You may have heard the term “impacted” used to describe a tooth and wonder what it means.

In orthodontic or dental terms, “impacted” means that a tooth either has not come in (“erupted”) when expected or a tooth that cannot erupt because it does not have room or may be coming in the wrong direction or position. What causes an impacted tooth may not be known – for some people, it just happens. Genetics can play a role, so if a parent had an impacted tooth, their child may experience the same problem.

Fixing impacted teeth

Children who are getting their permanent teeth can have impacted teeth. A permanent tooth can be trapped in the gums if a baby tooth does not fall out on time or if something blocks the permanent tooth’s path. A permanent tooth may not erupt at all, or if it does, the tooth may appear in the wrong place. Sometimes, an impacted tooth can harm the roots of neighboring teeth. Impacted teeth can also cause crowding, and may cause already erupted teeth to move into unhealthy positions. Children may find it difficult to bite or chew, and there can be tenderness or pain. As the teeth become crowded, appearance is affected, and self-esteem can decline.

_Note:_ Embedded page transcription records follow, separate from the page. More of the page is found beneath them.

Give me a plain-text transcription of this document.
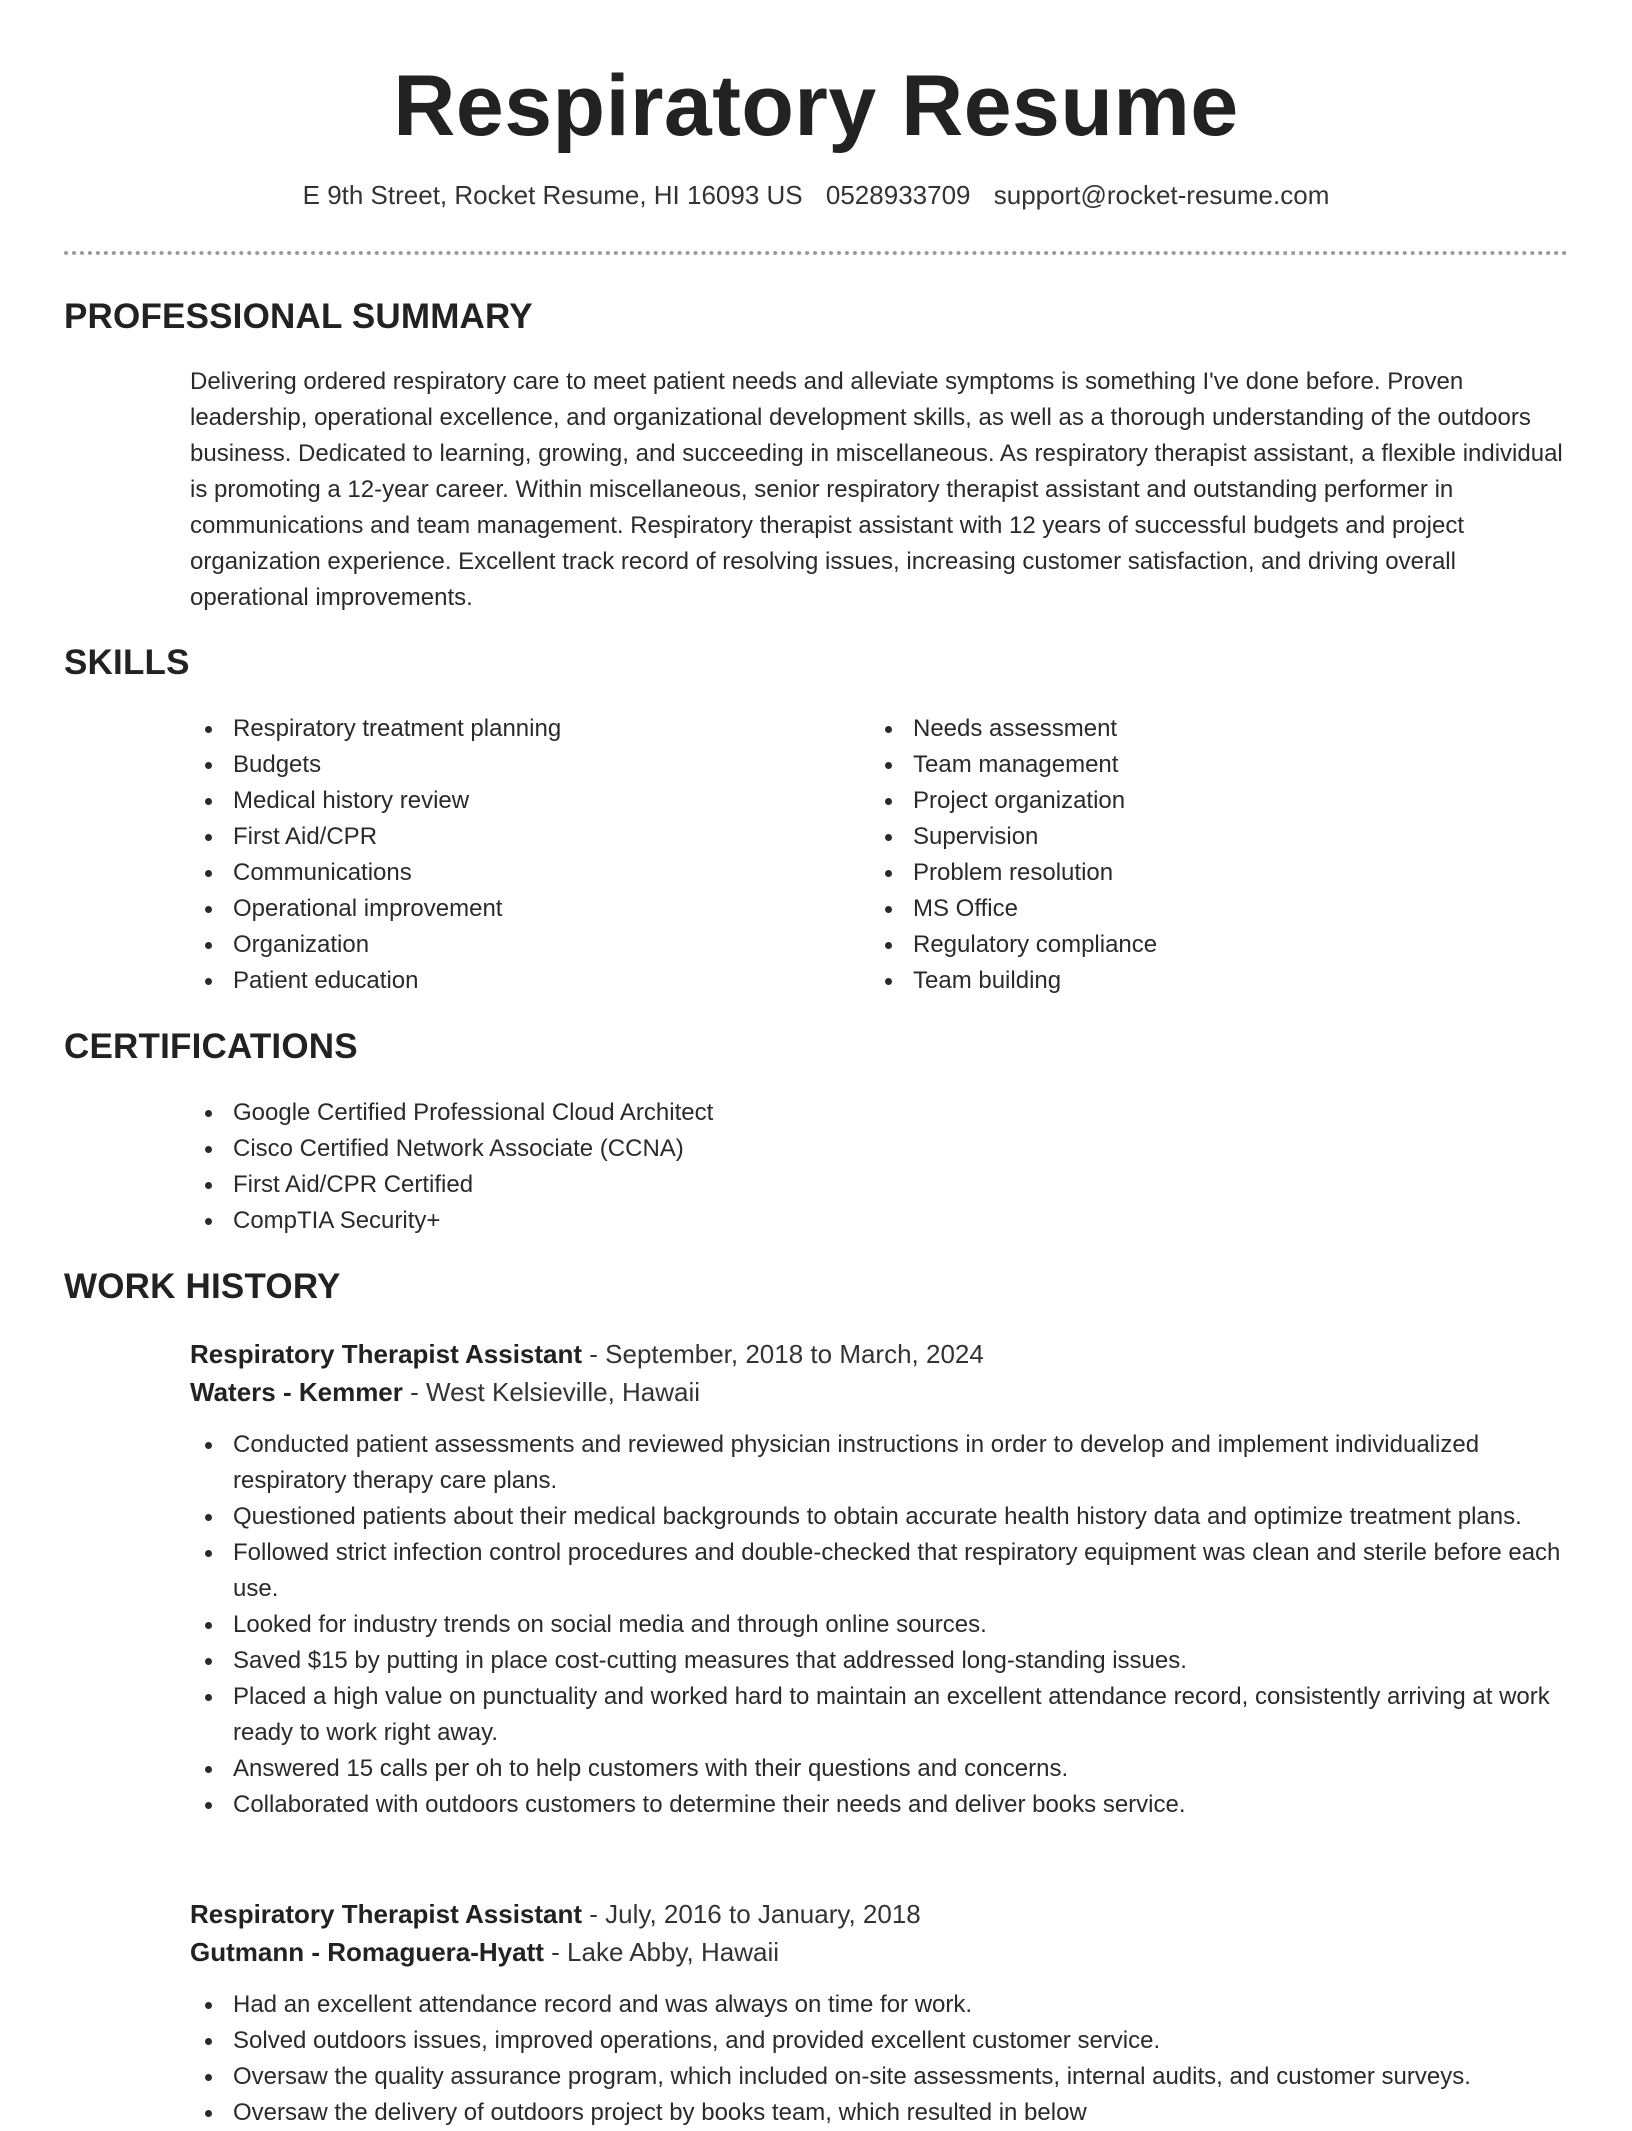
Respiratory Resume
E 9th Street, Rocket Resume, HI 16093 US 0528933709 support@rocket-resume.com
PROFESSIONAL SUMMARY
Delivering ordered respiratory care to meet patient needs and alleviate symptoms is something I've done before. Proven leadership, operational excellence, and organizational development skills, as well as a thorough understanding of the outdoors business. Dedicated to learning, growing, and succeeding in miscellaneous. As respiratory therapist assistant, a flexible individual is promoting a 12-year career. Within miscellaneous, senior respiratory therapist assistant and outstanding performer in communications and team management. Respiratory therapist assistant with 12 years of successful budgets and project organization experience. Excellent track record of resolving issues, increasing customer satisfaction, and driving overall operational improvements.
SKILLS
Respiratory treatment planning
Budgets
Medical history review
First Aid/CPR
Communications
Operational improvement
Organization
Patient education
Needs assessment
Team management
Project organization
Supervision
Problem resolution
MS Office
Regulatory compliance
Team building
CERTIFICATIONS
Google Certified Professional Cloud Architect
Cisco Certified Network Associate (CCNA)
First Aid/CPR Certified
CompTIA Security+
WORK HISTORY
Respiratory Therapist Assistant - September, 2018 to March, 2024
Waters - Kemmer - West Kelsieville, Hawaii
Conducted patient assessments and reviewed physician instructions in order to develop and implement individualized respiratory therapy care plans.
Questioned patients about their medical backgrounds to obtain accurate health history data and optimize treatment plans.
Followed strict infection control procedures and double-checked that respiratory equipment was clean and sterile before each use.
Looked for industry trends on social media and through online sources.
Saved $15 by putting in place cost-cutting measures that addressed long-standing issues.
Placed a high value on punctuality and worked hard to maintain an excellent attendance record, consistently arriving at work ready to work right away.
Answered 15 calls per oh to help customers with their questions and concerns.
Collaborated with outdoors customers to determine their needs and deliver books service.
Respiratory Therapist Assistant - July, 2016 to January, 2018
Gutmann - Romaguera-Hyatt - Lake Abby, Hawaii
Had an excellent attendance record and was always on time for work.
Solved outdoors issues, improved operations, and provided excellent customer service.
Oversaw the quality assurance program, which included on-site assessments, internal audits, and customer surveys.
Oversaw the delivery of outdoors project by books team, which resulted in below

Fixing an impacted tooth can range from relatively simple to complicated. It all depends on the extent of the problem. Extracting a baby tooth may be all that is needed to make room for the permanent tooth to erupt into the proper position. But if an upper jaw is too narrow, it may be necessary to expand the jaw, which creates more room for permanent teeth to come in. Other problems might require a combination of oral surgery and orthodontic treatment to place an attachment on the impacted tooth and Dr. Herman then guides the tooth into the proper position.